Decide which rung on the ladder is your primary focus. Some sites have pages that address each rung on the ladder, whilst others focus on one or a few. So, your site might be for people who know they have a problem and not for people who don’t.
Landing Pages – Steps 0 and 1
There’s a plague of frogs and you want to drive people to your site. How will you respond to their level of awareness?
Someone aware of the problem, who wants to know how to handle the plague of frogs might Google their problem. If so, they want their website to appear close to the top of the list Google generates for ‘plague of frogs’ or something similar. To do this analyse keywords and then search engine optimise (seo) your website to move it closer to the top of the list. I shall write about these later.
If you want to target people unaware of the problem, they’ll never search for it and so you must advertise. There are several ways to advertise online.
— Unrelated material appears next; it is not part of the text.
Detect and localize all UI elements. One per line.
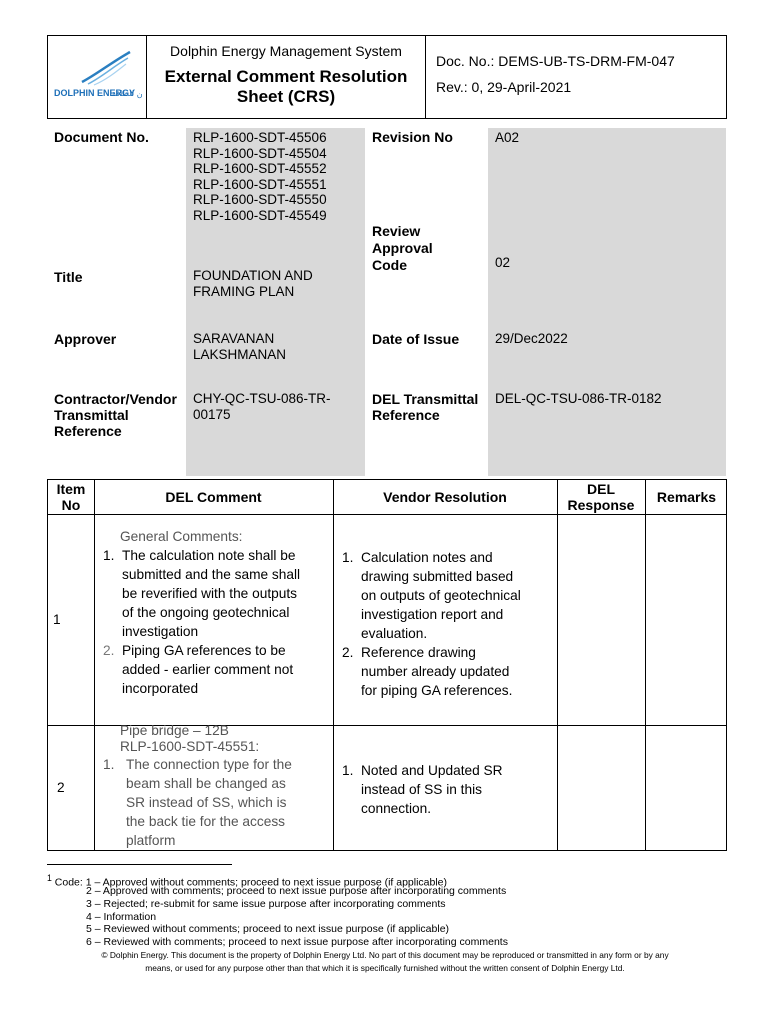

You don’t always need to pay.
Whichever method you use to find visitors, when they click on a link to your site it should take them to a landing page.
The landing page should be relevant to the path the visitor followed to get to you. So, people aware of the problem will arrive on a different page to those who are not aware. When they arrive they should see they’re at to the right place and so carry on reading.
For the plague of frogs site, I might have one landing page for those who are not aware. For someone who is aware, a second landing page can move them from the problem to consider various solutions. Those not aware of the problem would move from the first landing page to the second if they want to know more.
Step 2 and 3
Movement from landing page to home page would be the start of a funnel, drawing the visitor deeper into the site. Later pages would lead my visitors to common solutions to the problem (step 2) and then my solution (step 3).
Steps 4 and 5
Step 4 would be a few optional pages, with evidence my solution works. They might cover research or satisfied customers.
Step 5 is a page where the visitor places their order.
Sometimes these later pages can be landing pages too. If you know your visitor is likely to be further up the ladder, there is no need for them to read the earlier pages.
In future posts, I’ll walk you through each of these three parts of a website in more detail and show you what is possible.
Do you know of websites that use this approach. How effective do you think it is? Have you purchased from such a site? What persuaded you to make a purchase?